The National Institutes of Health's Francis Collins and colleagues from the US, UK, Finland bring together gene expression, DNA methylation, and genetic variants in 265 skeletal muscle biopsies from individuals enrolled in the Finland-United States Investigation of Non-Insulin-Dependent Diabetes Mellitus Genetics (FUSION) study, analyzing these features alongside physiological traits such as height, body mass index, and type 2 diabetes in the FUSION participants. After narrowing in on quantitative trait loci influencing gene expression or methylation, the team used these genetic insights to find hundreds of potential causal associations between methylation and expression in the skeletal muscle samples. The authors also looked at how well the QTL data from FUSION and from the Genotype-Tissue Expression could predict potential disease associations in dozens more tissue types.

A team from France and the US tracks the viruses found in blood samples over time in dozens of kidney transplant recipients, noting that viral infections can contribute to decreased allograft survival and other forms of morbidity. Using a multiplexed VirScan array that relies on a synthetic virome to pick up antibodies against more than 200 known human viruses, the researchers assessed blood serum viruses at baseline and again a year after transplant in 45 kidney recipients. With this approach, they saw antibodies corresponding with 39 viral species — findings that appeared to line up well with results from standard PCR or enzyme-linked immunosorbent assays. "Using VirScan," the authors add, "we found that anti-viral antibody responses were largely conserved in patients during the first year after transplantation, regardless of immunosuppressive treatment."

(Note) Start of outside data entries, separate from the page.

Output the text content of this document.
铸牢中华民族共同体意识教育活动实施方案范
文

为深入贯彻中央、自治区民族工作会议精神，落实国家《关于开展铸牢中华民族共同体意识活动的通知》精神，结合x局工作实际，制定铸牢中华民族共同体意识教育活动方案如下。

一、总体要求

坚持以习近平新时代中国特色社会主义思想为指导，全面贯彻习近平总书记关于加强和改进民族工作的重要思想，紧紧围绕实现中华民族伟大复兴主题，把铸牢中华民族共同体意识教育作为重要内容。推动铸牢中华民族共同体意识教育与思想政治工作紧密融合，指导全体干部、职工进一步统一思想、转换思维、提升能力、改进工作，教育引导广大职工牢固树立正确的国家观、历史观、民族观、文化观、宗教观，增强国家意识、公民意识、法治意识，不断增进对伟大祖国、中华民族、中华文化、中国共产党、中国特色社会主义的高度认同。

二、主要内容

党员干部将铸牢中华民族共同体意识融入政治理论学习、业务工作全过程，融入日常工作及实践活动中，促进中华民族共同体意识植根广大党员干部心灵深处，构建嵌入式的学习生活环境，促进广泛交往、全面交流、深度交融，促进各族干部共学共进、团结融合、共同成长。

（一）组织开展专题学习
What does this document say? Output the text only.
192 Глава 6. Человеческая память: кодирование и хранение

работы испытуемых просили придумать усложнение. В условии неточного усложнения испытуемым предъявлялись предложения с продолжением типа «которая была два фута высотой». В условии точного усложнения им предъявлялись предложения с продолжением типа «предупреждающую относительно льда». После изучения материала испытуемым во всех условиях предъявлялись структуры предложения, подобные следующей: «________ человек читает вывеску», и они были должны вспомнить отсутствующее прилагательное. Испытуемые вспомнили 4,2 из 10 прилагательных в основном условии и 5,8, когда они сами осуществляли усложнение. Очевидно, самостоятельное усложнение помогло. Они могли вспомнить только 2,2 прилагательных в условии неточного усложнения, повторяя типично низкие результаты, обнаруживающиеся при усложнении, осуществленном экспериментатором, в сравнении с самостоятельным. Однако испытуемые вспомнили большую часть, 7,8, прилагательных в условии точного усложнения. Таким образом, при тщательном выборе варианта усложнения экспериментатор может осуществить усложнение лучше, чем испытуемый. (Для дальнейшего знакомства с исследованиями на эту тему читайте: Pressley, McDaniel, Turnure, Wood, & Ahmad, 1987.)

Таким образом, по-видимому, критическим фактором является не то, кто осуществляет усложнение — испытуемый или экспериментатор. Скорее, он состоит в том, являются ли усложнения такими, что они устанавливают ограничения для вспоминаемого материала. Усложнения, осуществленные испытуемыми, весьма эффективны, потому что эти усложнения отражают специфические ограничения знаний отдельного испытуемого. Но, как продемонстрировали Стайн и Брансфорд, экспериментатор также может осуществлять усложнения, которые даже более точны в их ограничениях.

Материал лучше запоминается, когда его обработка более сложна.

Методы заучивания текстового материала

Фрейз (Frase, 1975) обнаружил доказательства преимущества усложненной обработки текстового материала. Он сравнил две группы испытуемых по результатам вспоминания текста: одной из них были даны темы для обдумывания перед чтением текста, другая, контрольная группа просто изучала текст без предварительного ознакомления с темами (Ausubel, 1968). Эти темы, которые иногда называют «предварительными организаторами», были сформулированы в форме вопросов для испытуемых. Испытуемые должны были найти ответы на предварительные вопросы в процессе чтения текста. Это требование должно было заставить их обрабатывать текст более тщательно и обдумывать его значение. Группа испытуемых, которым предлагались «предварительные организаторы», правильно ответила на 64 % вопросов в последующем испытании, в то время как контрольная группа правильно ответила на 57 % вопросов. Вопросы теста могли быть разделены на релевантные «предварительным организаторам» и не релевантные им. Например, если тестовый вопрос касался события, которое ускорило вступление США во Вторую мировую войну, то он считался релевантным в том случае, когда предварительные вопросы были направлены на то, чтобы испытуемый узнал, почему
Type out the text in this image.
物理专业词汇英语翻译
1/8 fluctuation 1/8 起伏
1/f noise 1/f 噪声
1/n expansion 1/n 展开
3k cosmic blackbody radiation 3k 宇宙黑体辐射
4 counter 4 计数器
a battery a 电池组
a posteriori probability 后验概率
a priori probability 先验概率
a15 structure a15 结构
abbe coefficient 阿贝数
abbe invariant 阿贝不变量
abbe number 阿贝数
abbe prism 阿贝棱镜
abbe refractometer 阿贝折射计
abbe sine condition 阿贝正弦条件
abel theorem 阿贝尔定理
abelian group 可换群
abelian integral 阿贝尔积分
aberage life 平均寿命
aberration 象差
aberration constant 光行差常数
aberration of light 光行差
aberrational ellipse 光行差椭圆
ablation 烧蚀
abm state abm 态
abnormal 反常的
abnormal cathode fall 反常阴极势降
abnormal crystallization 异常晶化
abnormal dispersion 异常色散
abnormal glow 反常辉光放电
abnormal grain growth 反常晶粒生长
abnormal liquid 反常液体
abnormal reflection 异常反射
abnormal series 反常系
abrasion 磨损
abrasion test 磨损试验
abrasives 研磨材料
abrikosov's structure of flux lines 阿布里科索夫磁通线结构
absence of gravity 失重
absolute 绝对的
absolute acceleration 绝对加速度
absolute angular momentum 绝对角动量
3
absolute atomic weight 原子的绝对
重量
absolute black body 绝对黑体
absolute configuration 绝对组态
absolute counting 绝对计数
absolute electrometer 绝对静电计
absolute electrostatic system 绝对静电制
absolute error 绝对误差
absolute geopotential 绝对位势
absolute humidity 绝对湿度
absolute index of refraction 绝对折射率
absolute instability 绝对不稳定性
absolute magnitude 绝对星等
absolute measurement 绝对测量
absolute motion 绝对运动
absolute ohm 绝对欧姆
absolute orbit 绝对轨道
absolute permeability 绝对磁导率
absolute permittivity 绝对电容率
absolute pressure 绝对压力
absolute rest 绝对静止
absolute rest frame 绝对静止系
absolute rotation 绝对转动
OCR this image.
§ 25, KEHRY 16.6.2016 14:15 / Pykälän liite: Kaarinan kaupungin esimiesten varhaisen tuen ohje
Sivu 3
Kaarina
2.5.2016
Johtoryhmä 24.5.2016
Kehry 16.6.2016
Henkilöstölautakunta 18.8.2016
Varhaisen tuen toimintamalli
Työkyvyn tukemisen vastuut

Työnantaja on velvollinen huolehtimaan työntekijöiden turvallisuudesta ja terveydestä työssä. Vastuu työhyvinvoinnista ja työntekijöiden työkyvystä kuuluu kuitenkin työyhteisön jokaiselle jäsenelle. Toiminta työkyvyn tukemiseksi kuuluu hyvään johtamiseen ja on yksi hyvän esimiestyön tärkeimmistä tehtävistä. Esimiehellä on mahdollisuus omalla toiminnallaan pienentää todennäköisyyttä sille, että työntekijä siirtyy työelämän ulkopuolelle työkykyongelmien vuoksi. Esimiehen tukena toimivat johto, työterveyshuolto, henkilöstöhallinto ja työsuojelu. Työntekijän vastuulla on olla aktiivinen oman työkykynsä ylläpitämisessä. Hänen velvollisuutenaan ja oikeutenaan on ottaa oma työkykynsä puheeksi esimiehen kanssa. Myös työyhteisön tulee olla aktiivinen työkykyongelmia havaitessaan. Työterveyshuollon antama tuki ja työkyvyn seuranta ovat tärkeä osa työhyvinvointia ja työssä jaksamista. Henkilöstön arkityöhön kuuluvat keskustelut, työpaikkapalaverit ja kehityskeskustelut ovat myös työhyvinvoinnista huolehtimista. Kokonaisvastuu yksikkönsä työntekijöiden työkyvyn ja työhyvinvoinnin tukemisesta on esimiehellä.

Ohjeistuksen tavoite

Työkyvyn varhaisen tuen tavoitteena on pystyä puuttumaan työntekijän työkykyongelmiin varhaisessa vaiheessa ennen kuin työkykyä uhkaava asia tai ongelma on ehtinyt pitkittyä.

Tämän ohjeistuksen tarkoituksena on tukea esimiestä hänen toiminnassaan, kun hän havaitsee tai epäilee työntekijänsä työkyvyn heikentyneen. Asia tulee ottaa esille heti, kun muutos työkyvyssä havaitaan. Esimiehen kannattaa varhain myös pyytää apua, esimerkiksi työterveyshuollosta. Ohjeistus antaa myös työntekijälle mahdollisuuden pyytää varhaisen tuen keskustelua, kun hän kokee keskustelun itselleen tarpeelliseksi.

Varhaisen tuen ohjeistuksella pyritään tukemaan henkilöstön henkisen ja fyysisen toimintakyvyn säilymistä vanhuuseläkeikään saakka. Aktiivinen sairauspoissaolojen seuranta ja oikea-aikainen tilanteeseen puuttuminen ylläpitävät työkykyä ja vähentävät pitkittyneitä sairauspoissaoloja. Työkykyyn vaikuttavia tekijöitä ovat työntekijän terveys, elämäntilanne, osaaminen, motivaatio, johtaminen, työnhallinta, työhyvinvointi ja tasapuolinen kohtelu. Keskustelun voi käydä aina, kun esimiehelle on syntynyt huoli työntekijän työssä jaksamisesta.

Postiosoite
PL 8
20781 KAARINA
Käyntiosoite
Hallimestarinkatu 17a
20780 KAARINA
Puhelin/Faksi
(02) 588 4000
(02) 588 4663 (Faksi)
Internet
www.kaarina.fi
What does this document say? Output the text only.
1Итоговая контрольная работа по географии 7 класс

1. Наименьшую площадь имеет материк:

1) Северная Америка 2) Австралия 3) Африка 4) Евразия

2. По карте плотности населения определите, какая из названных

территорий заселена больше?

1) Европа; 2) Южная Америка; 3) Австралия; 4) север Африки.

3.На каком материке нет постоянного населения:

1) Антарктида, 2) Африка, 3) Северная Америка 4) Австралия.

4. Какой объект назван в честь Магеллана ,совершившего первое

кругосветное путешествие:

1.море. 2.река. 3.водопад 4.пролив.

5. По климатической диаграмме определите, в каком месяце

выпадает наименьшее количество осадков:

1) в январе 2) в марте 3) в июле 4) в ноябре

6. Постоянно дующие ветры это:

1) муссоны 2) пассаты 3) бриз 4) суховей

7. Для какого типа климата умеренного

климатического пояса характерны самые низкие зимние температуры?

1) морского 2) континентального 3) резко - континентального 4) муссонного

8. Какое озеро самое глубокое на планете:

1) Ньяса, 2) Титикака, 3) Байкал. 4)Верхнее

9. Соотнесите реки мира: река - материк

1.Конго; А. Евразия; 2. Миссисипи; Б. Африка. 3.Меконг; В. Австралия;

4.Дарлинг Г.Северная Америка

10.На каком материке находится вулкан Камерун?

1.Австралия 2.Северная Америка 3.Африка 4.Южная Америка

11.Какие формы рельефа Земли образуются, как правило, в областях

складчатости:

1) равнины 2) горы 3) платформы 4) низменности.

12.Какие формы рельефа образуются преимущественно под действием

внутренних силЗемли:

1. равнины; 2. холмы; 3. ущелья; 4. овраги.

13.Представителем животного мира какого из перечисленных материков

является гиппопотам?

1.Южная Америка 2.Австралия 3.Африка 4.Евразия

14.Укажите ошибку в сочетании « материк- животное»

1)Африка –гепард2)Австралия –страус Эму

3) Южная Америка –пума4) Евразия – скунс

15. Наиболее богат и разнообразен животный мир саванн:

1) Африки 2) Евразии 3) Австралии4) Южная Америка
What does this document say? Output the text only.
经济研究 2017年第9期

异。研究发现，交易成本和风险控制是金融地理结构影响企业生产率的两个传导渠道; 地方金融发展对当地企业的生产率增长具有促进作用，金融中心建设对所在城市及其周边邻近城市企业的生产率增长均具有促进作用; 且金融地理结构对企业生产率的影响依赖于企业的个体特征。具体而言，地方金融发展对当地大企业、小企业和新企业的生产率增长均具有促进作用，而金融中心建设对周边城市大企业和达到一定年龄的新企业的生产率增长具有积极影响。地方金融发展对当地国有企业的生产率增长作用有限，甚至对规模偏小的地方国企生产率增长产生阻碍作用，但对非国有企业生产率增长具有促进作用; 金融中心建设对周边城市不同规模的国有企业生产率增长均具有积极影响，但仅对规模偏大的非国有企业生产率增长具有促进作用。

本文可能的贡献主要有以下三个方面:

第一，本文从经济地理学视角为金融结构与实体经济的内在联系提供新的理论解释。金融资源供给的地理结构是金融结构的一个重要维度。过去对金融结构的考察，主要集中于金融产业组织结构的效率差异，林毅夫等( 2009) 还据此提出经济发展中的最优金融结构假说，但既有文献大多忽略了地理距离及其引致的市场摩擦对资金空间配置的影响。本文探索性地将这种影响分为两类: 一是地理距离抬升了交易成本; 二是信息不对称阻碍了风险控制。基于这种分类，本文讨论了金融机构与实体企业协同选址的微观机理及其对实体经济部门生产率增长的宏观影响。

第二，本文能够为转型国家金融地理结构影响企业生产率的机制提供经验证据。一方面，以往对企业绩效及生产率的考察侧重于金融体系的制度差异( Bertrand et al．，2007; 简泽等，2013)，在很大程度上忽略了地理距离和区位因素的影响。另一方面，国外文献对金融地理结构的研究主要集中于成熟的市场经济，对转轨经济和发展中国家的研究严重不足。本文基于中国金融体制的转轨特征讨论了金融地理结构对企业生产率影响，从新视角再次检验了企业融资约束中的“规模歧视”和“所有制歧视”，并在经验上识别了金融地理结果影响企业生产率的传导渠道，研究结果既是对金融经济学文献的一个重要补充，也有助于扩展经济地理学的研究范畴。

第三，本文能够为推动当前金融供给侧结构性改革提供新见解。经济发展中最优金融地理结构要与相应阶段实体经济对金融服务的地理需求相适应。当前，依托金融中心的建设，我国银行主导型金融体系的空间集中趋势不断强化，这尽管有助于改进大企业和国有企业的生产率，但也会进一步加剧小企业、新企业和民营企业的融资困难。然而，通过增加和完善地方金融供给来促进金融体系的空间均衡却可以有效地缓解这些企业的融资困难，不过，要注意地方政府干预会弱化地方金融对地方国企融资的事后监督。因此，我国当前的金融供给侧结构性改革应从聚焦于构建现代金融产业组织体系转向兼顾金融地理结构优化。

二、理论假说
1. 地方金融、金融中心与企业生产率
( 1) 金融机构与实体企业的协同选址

Researchers from Memorial Sloan Kettering Cancer Center, the Massachusetts Institute of Technology, and elsewhere describe a role for chromosome gains and losses in pushing prostate cancer progression in a subset of high-risk cases. With the help of DNA copy number data generated from more than 300 primary prostate cancers profiled for the Cancer Genome Atlas project, the team came up with a method for quantifying the loss or gain of chromosome arms from tumor transcriptome data. When they applied this approach to transcriptome profiles representing 404 prostate cancers cases followed for 15 years, on average, for the Health Professionals Follow-up Study and the Physicians' Health Study, the authors found tumor aneuploidy in almost one-quarter of the prostate cancer cases—chromosome arm gains and losses that corresponded with a much higher risk of lethal disease than that observed in aneuploidy-free prostate cancers with the same Gleason scores.